(From The Paris Review. Link to the complete article given below)
The first time my parents read my fiction, my mother had just one comment about the short story, which featured a server at a Chinatown restaurant: “Chinese can be more than waitresses.”
On a visit home, in my early thirties, I’d given them a copy of the literary magazine that had published my story. I’d recently quit my newspaper reporting job, taken the leap into an M.F.A. program, and for the first time, I was showing them the result of my labors. Of all the reactions I might have anticipated—pride or excitement or maybe boredom or disappointment—I hadn’t foreseen that one. My mother seemed to feel that I should portray Chinese Americans only as model minorities, highly educated engineers and doctors who live the American Dream.
She didn’t know that for a time, I’d stopped writing about Chinese Americans at all. For a year or two in college, I had convinced myself that if I wanted to be considered a real author, all my characters had to be white—as if those were the only worthy stories to be told. After all, that’s what I’d grown up with and what I’d studied in school.

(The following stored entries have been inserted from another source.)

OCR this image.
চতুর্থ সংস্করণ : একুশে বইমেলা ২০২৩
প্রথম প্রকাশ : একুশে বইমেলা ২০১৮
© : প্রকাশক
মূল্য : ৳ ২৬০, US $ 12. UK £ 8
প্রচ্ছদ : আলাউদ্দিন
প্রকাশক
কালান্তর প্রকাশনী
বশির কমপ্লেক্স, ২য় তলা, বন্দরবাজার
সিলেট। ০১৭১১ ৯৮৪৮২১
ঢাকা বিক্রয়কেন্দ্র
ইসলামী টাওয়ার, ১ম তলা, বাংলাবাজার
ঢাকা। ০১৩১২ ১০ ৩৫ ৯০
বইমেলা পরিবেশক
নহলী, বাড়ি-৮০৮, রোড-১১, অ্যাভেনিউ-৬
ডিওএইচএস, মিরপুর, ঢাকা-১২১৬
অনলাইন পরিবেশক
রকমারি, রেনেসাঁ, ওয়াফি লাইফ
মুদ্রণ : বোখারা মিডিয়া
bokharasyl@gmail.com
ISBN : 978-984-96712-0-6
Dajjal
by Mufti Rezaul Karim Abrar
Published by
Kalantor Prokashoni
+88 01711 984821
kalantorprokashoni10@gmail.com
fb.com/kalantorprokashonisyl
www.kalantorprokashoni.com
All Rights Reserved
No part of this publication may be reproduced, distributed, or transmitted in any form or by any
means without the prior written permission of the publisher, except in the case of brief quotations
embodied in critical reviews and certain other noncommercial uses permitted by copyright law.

Even though we didn’t share the same race or place, I’d recognized myself in feisty aspiring writers in children’s literature: Jo March in Little Women, Laura Ingalls of the Little House series, and the titular Anne of Green Gables. As a girl, I also read and reread Laurence Yep’s Dragonwings—published the year I was born—about the Chinese immigrant son of a master kite maker in San Francisco’s Chinatown in the early twentieth century. But I didn’t identify with the main character, even though we were both of Chinese descent; he was a boy, and he spoke often of demons, which my scientist mother and engineer father never mentioned.
I was still in middle school when Amy Tan’s The Joy Luck Club was published. I don’t remember exactly when or how I got a copy, but I cherished the interlocking stories about mothers and their daughters, their secrets and their struggles, in China and the San Francisco Bay Area. I related to the push and pull of homelands adopted and ancestral, and the unspoken expectations that passed between parents and their children. Our parents had given up their language and culture and family to make a life here. We, their children, owed them a debt we felt we could never repay.